In our work, we would now be easily able to classify the anchor texts in the right groupings.

Auto-translating Google Reader replacement

While Google Reader is no more, Spreadsheets can use the ImportFeed formula to import RSS or Atom feeds.

=ImportFeed(URL, [feedQuery | itemQuery], [headers], [numItems]). Formula arguments are the following:

URL is the url of the RSS or ATOM feed.

feedQuery/itemQuery is one of the following query strings: “feed”, “feed title”, “feed author”, “feed description”, “feed url”, “items”, “items author”, “items title”, “items summary”, “items url”, or “items created”. The feed queries return feed properties; the feed’s title, the feed’s author, etc. If you want the feed data, do an “items” request.

  1. the “feed” query returns a single row with all of the feed information
  2. the “feed ” query returns a single cell with the requested feed information
  3. the “items” query returns a full table, with all of the item information about each item in the feed
  4. the “items ” query returns a single column with the requested information about each item
  5. using a “feed” query, the numItems parameter isn’t necessary and is replaced by the option headers param
  6. with an “items” query, the numItems parameter is expected as the third parameter, and headers as the fourth
  7. headers – “true” if column headers is desired. This will add an extra row to the top of the output labeling each column of the output

Building the spreadsheet

I decided to grab content from Spin Sucks for this example:

ImportFeed formula example
Pulling in the Spin Sucks RSS feed
ImportFeed Results
The ImportFeed formula output

Now for translating the contents of the feed. I picked Swedish (my birth language) by using the formula =GOOGLETRANSLATE(E4, “auto”, “sv”)
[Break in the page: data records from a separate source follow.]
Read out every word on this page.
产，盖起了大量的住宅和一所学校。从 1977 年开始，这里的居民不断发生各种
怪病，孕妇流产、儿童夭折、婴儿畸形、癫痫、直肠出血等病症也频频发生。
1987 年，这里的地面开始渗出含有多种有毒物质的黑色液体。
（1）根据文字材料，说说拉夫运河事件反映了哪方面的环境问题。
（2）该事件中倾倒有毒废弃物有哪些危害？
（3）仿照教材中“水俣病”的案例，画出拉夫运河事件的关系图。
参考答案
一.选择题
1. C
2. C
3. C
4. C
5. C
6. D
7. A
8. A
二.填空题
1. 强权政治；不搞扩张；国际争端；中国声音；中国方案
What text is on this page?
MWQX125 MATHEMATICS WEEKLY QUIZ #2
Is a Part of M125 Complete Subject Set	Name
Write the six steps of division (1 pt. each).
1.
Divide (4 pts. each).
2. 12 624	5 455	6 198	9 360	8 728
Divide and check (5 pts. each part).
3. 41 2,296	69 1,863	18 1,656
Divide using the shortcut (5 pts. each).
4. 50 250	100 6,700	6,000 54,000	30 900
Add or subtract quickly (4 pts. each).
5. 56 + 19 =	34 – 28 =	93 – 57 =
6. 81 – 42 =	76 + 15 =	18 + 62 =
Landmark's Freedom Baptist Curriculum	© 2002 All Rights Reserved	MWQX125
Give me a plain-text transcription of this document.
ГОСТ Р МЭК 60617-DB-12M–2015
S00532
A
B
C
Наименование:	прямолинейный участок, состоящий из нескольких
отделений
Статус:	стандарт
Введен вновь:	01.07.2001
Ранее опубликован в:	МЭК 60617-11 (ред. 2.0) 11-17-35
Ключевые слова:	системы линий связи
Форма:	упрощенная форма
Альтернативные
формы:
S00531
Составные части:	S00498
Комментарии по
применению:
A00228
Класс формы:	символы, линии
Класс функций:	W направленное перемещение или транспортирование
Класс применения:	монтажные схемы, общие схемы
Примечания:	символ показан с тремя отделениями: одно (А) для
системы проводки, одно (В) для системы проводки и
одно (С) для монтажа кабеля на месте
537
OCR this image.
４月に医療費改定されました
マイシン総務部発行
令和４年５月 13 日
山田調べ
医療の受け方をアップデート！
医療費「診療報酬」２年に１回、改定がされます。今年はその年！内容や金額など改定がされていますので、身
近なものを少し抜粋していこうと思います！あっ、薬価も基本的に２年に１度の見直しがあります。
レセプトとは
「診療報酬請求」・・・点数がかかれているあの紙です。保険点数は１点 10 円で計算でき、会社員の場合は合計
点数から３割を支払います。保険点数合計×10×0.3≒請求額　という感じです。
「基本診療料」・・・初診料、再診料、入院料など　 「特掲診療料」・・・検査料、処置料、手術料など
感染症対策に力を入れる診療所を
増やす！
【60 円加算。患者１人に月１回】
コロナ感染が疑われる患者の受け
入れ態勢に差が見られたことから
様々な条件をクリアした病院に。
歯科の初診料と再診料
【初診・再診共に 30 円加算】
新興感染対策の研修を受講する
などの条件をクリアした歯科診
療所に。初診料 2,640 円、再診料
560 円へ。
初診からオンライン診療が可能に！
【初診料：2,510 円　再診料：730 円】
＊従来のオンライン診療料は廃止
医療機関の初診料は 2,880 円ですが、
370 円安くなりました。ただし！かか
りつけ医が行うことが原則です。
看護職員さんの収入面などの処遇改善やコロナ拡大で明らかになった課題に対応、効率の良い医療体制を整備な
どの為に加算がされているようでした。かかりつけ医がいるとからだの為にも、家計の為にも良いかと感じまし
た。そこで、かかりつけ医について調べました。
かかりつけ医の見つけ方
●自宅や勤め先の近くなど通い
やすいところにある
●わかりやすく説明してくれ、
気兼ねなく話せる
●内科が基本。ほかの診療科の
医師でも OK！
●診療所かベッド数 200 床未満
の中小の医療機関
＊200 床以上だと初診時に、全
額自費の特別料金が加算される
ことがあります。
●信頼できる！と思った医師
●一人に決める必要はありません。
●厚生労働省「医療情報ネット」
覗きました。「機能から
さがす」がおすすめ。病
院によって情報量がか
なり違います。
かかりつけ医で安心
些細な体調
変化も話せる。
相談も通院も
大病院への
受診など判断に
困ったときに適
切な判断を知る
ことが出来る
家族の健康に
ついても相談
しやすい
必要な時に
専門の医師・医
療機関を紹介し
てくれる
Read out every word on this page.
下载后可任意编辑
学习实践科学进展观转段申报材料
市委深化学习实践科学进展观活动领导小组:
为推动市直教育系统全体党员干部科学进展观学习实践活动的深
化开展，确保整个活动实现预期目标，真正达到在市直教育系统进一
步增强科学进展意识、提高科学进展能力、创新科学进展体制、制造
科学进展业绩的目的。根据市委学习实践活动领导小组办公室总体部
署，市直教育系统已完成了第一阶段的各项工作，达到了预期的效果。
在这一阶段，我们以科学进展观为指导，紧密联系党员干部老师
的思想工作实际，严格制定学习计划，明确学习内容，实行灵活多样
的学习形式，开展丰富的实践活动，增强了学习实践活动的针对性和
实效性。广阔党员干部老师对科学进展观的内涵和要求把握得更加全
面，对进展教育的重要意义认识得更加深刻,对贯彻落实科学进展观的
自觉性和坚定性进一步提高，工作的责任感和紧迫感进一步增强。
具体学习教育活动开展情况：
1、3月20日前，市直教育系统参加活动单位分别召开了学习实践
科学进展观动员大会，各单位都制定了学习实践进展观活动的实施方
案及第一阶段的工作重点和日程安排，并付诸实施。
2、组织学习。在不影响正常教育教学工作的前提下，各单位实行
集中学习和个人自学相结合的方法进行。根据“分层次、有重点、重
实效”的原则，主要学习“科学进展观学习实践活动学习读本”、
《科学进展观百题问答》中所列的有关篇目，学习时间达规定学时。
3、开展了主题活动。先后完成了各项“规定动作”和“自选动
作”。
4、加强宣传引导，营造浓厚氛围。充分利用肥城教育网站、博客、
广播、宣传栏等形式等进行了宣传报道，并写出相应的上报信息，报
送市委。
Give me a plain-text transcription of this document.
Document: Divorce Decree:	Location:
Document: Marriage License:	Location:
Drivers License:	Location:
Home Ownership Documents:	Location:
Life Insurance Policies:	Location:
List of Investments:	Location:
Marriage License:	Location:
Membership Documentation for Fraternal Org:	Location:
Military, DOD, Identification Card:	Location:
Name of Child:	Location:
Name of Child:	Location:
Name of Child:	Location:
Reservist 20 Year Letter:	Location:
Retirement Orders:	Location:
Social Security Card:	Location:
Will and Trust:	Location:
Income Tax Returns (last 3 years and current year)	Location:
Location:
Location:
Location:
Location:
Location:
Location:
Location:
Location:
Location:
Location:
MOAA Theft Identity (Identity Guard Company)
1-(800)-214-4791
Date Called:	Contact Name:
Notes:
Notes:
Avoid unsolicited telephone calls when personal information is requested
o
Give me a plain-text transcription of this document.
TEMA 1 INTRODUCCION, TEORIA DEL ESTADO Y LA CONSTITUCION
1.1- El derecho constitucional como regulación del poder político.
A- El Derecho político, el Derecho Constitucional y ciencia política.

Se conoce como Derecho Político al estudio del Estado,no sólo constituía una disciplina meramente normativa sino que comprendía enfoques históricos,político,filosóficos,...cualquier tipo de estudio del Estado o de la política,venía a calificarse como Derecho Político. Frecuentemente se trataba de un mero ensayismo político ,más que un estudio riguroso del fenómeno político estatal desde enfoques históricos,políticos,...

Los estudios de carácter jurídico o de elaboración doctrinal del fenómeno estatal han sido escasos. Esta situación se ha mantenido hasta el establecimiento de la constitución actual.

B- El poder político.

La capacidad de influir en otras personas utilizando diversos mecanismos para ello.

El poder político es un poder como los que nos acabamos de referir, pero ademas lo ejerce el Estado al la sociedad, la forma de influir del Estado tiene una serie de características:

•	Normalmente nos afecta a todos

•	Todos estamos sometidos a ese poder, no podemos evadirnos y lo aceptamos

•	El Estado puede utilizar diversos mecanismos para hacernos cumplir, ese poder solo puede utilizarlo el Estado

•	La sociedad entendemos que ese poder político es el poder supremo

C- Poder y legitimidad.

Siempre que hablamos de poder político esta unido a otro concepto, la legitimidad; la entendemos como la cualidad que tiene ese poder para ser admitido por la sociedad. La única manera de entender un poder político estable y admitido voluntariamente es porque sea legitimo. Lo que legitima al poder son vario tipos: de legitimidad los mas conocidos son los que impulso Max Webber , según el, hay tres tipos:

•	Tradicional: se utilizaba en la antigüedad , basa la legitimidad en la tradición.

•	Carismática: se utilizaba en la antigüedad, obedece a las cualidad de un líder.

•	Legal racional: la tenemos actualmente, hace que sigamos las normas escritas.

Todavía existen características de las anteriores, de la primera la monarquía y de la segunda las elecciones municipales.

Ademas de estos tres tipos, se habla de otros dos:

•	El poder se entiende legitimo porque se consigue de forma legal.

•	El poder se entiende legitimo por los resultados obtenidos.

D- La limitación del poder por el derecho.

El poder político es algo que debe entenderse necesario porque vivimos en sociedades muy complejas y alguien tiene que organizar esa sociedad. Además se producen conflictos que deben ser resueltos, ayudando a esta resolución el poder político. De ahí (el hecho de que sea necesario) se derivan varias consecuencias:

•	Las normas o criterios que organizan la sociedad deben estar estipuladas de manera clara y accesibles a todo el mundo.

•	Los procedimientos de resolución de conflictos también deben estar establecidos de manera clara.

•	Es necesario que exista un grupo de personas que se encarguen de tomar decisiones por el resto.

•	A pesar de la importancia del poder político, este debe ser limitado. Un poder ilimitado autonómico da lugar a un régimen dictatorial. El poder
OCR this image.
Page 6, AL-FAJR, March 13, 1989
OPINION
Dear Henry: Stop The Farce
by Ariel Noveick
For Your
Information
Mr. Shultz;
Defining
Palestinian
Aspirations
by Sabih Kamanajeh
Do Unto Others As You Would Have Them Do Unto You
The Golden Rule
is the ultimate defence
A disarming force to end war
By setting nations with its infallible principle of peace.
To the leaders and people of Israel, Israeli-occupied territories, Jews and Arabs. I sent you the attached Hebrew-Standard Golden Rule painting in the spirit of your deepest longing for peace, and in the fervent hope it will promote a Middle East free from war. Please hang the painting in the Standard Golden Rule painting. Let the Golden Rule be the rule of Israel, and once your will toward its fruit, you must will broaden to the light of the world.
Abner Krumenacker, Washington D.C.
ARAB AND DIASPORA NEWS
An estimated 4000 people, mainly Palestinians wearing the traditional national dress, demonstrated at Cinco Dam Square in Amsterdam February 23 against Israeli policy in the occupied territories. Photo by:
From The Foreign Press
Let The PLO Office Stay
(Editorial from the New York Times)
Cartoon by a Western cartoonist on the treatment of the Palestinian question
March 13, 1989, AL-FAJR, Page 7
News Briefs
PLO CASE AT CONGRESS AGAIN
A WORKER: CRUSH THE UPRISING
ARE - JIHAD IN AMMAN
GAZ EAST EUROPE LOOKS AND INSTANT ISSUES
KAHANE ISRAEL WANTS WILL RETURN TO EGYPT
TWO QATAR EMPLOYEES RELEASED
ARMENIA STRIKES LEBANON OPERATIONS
GoogleTranslate to Swedish
Formula to translate source into Swedish

And the results are predictably poor but understandable Swedish:

GoogleTranslate Swedish Results
Translating feed text into Swedish

The above is of course a very basic implementation of the formulas, but gives you a starting point to develop from.

Other useful import queries

IMPORTXML: Imports data from any of various structured data types including XML, HTML, CSV, TSV, and RSS and ATOM XML feeds.

IMPORTRANGE: Imports a range of cells from a specified spreadsheet.

IMPORTHTML: Imports data from a table or list within an HTML page.

IMPORTDATA: Imports data at a given url in .csv (comma-separated value) or .tsv (tab-separated value) format.